The challenge is that some employees at this level may have little connection to the company. They simply clock in and clock out, with no regard to where the business is going, what new information is worth sharing, and how they can be better at their jobs. Today employees don’t visit a break room to read the bulletin board - so there’s little opportunity to connect with them, which can result in a lowered sense of connection and loyalty. Communication teams like to refer to this as “employee engagement,” but at its core - it’s productivity and output. A disconnected employee can slow growth, damage culture, and cost you money. And if you add up all the employees in your organization, the result of under-performing employees can be catastrophic.

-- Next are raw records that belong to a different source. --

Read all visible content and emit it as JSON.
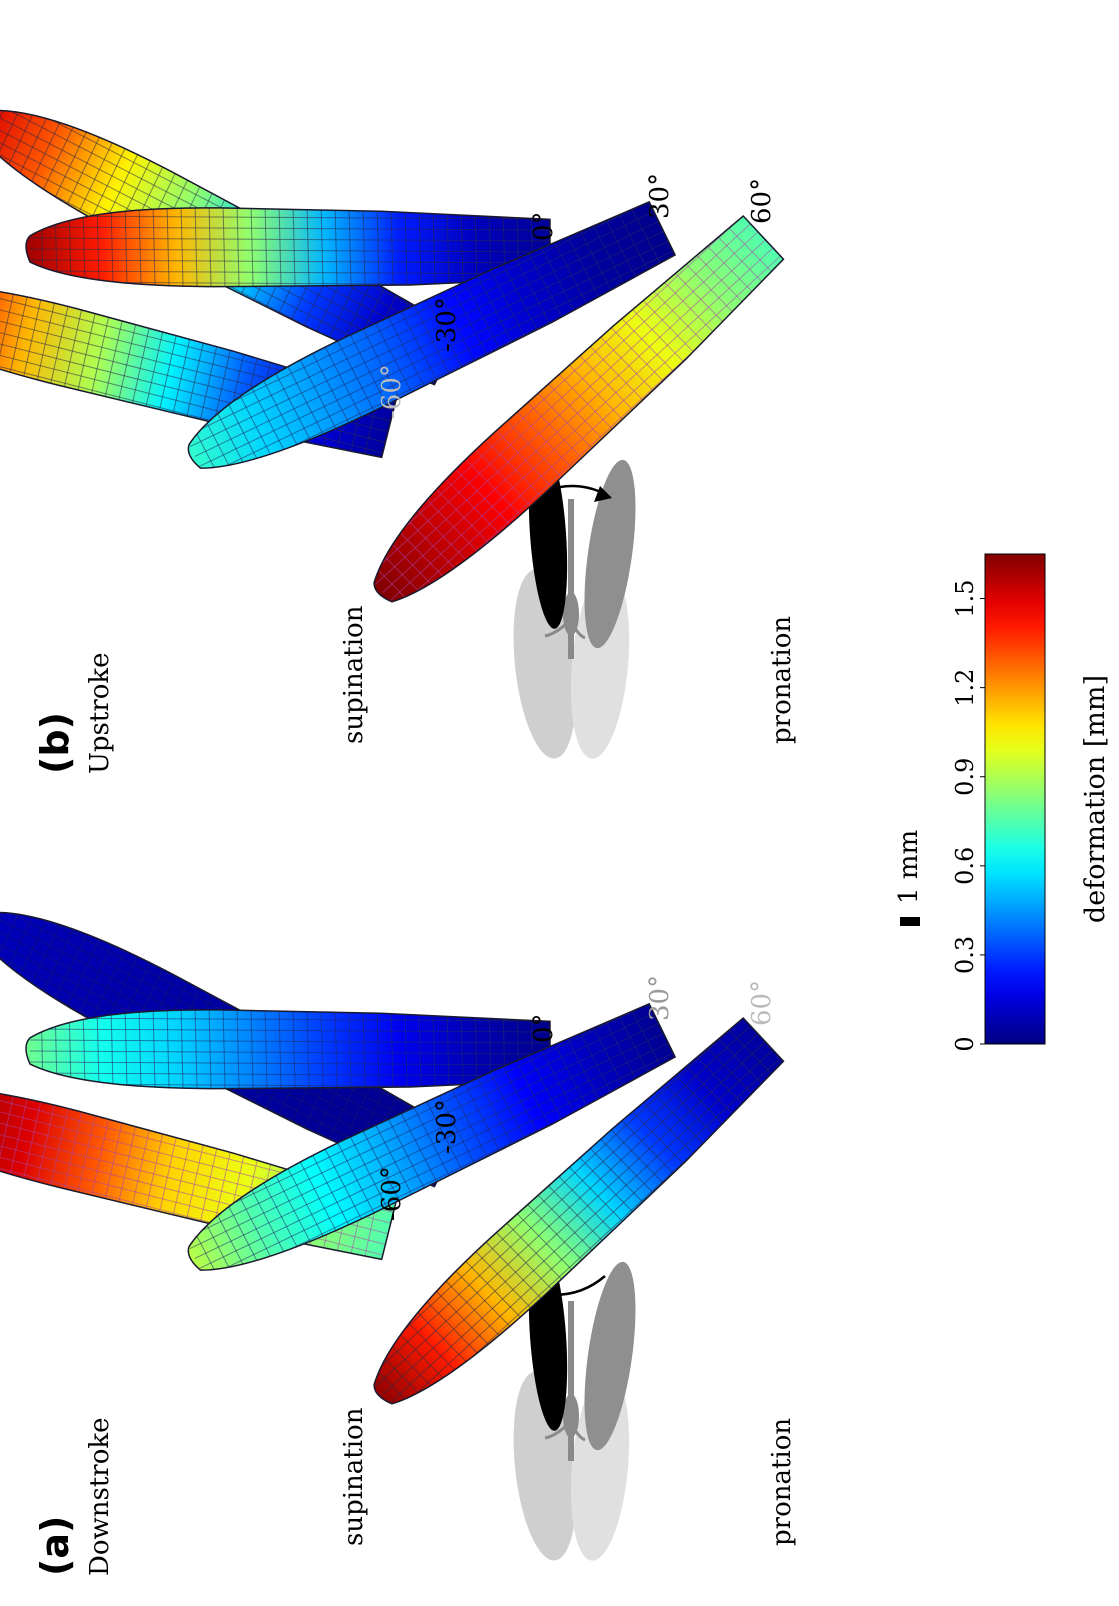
{
  "panels": [
    {
      "label": "(a)",
      "title": "Downstroke",
      "supination_label": "supination",
      "pronation_label": "pronation",
      "wings": [
        {
          "angle": "-60°",
          "label_color": "#000000",
          "color_profile": [
            0.75,
            0.85,
            1.0,
            1.1,
            1.3,
            1.5,
            1.6,
            1.65
          ],
          "vein": "#aa44aa"
        },
        {
          "angle": "-30°",
          "label_color": "#000000",
          "color_profile": [
            0.02,
            0.03,
            0.04,
            0.05,
            0.06,
            0.07,
            0.08,
            0.1
          ],
          "vein": "#16166e"
        },
        {
          "angle": "0°",
          "label_color": "#000000",
          "color_profile": [
            0.02,
            0.08,
            0.18,
            0.3,
            0.42,
            0.55,
            0.65,
            0.8
          ],
          "vein": "#1f2a6a"
        },
        {
          "angle": "30°",
          "label_color": "#999999",
          "color_profile": [
            0.03,
            0.1,
            0.2,
            0.33,
            0.48,
            0.62,
            0.75,
            0.92
          ],
          "vein": "#1f2a6a"
        },
        {
          "angle": "60°",
          "label_color": "#bbbbbb",
          "color_profile": [
            0.05,
            0.12,
            0.3,
            0.55,
            0.85,
            1.15,
            1.4,
            1.62
          ],
          "vein": "#2a2a4a"
        }
      ]
    },
    {
      "label": "(b)",
      "title": "Upstroke",
      "supination_label": "supination",
      "pronation_label": "pronation",
      "wings": [
        {
          "angle": "-60°",
          "label_color": "#bbbbbb",
          "color_profile": [
            0.05,
            0.15,
            0.35,
            0.6,
            0.9,
            1.15,
            1.4,
            1.62
          ],
          "vein": "#2a2a4a"
        },
        {
          "angle": "-30°",
          "label_color": "#000000",
          "color_profile": [
            0.04,
            0.12,
            0.3,
            0.55,
            0.85,
            1.05,
            1.3,
            1.5
          ],
          "vein": "#2a2a4a"
        },
        {
          "angle": "0°",
          "label_color": "#000000",
          "color_profile": [
            0.04,
            0.1,
            0.25,
            0.5,
            0.85,
            1.15,
            1.4,
            1.6
          ],
          "vein": "#2a2a4a"
        },
        {
          "angle": "30°",
          "label_color": "#000000",
          "color_profile": [
            0.02,
            0.05,
            0.12,
            0.22,
            0.35,
            0.45,
            0.55,
            0.7
          ],
          "vein": "#1f2a6a"
        },
        {
          "angle": "60°",
          "label_color": "#000000",
          "color_profile": [
            0.75,
            0.85,
            1.0,
            1.15,
            1.3,
            1.45,
            1.55,
            1.65
          ],
          "vein": "#aa44aa"
        }
      ]
    }
  ],
  "scale_bar_label": "1 mm",
  "colorbar": {
    "title": "deformation [mm]",
    "ticks": [
      "0",
      "0.3",
      "0.6",
      "0.9",
      "1.2",
      "1.5"
    ],
    "min": 0,
    "max": 1.65,
    "colormap": "jet"
  }
}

In Forbes, leadership consultants David Sturt and Todd Nordstrom stated, “Productivity in today’s business world means something new. It’s not focused on just zero-defect proficiency. It’s not focused on just perfectly managed minutes of the day. Productivity in today’s world must focus on adaptation, innovation and forward progress.”

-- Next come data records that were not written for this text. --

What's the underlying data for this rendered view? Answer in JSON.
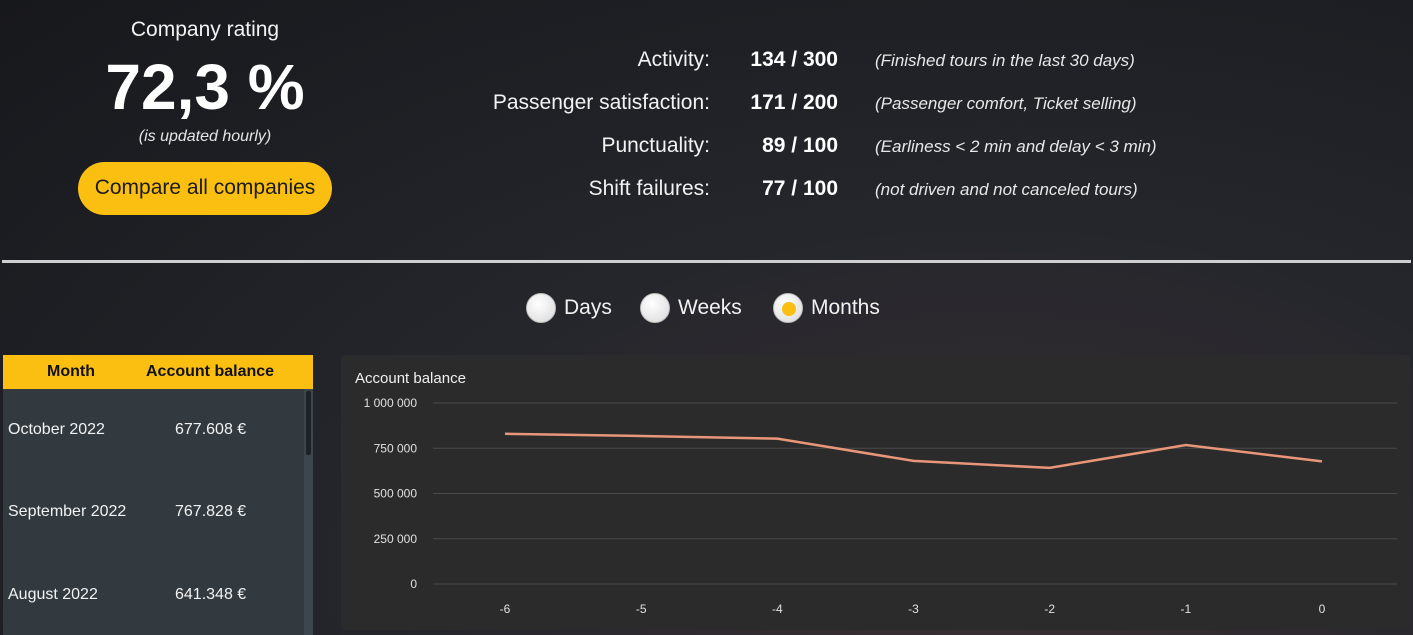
{
  "rating": {
    "title": "Company rating",
    "value": "72,3 %",
    "note": "(is updated hourly)",
    "compare_label": "Compare all companies"
  },
  "stats": [
    {
      "label": "Activity:",
      "value": "134 / 300",
      "desc": "(Finished tours in the last 30 days)"
    },
    {
      "label": "Passenger satisfaction:",
      "value": "171 / 200",
      "desc": "(Passenger comfort, Ticket selling)"
    },
    {
      "label": "Punctuality:",
      "value": "89 / 100",
      "desc": "(Earliness < 2 min and delay < 3 min)"
    },
    {
      "label": "Shift failures:",
      "value": "77 / 100",
      "desc": "(not driven and not canceled tours)"
    }
  ],
  "period": {
    "options": [
      "Days",
      "Weeks",
      "Months"
    ],
    "selected": "Months"
  },
  "table": {
    "headers": [
      "Month",
      "Account balance"
    ],
    "rows": [
      {
        "month": "October 2022",
        "balance": "677.608 €"
      },
      {
        "month": "September 2022",
        "balance": "767.828 €"
      },
      {
        "month": "August 2022",
        "balance": "641.348 €"
      }
    ]
  },
  "colors": {
    "accent": "#fbbf12",
    "line": "#e8967a",
    "panel": "#2b2b2b"
  },
  "chart_data": {
    "type": "line",
    "title": "Account balance",
    "x": [
      -6,
      -5,
      -4,
      -3,
      -2,
      -1,
      0
    ],
    "series": [
      {
        "values": [
          830000,
          818000,
          803000,
          680000,
          641348,
          767828,
          677608
        ]
      }
    ],
    "ylim": [
      0,
      1000000
    ],
    "yticks": [
      0,
      250000,
      500000,
      750000,
      1000000
    ],
    "ytick_labels": [
      "0",
      "250 000",
      "500 000",
      "750 000",
      "1 000 000"
    ],
    "xtick_labels": [
      "-6",
      "-5",
      "-4",
      "-3",
      "-2",
      "-1",
      "0"
    ],
    "grid": true
  }
}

Department store giant, Sears, shared that a five-point improvement in employee attitude results in a 1.3 percent increase in customer satisfaction, which then drives an 0.5 percent increase in company revenue. If restaurants and retail organizations want to increase productivity and maximize profits, they have to get to the core of how to motivate their workforce. And it all starts with your company communications.
Communication managers are often in the center of chaos. Their mission involves cross-departmental participation, and they are measured on things that extend far beyond their own unit. With this group managing both internal and external campaigns, they are keenly aware of how internal relations impacts external growth.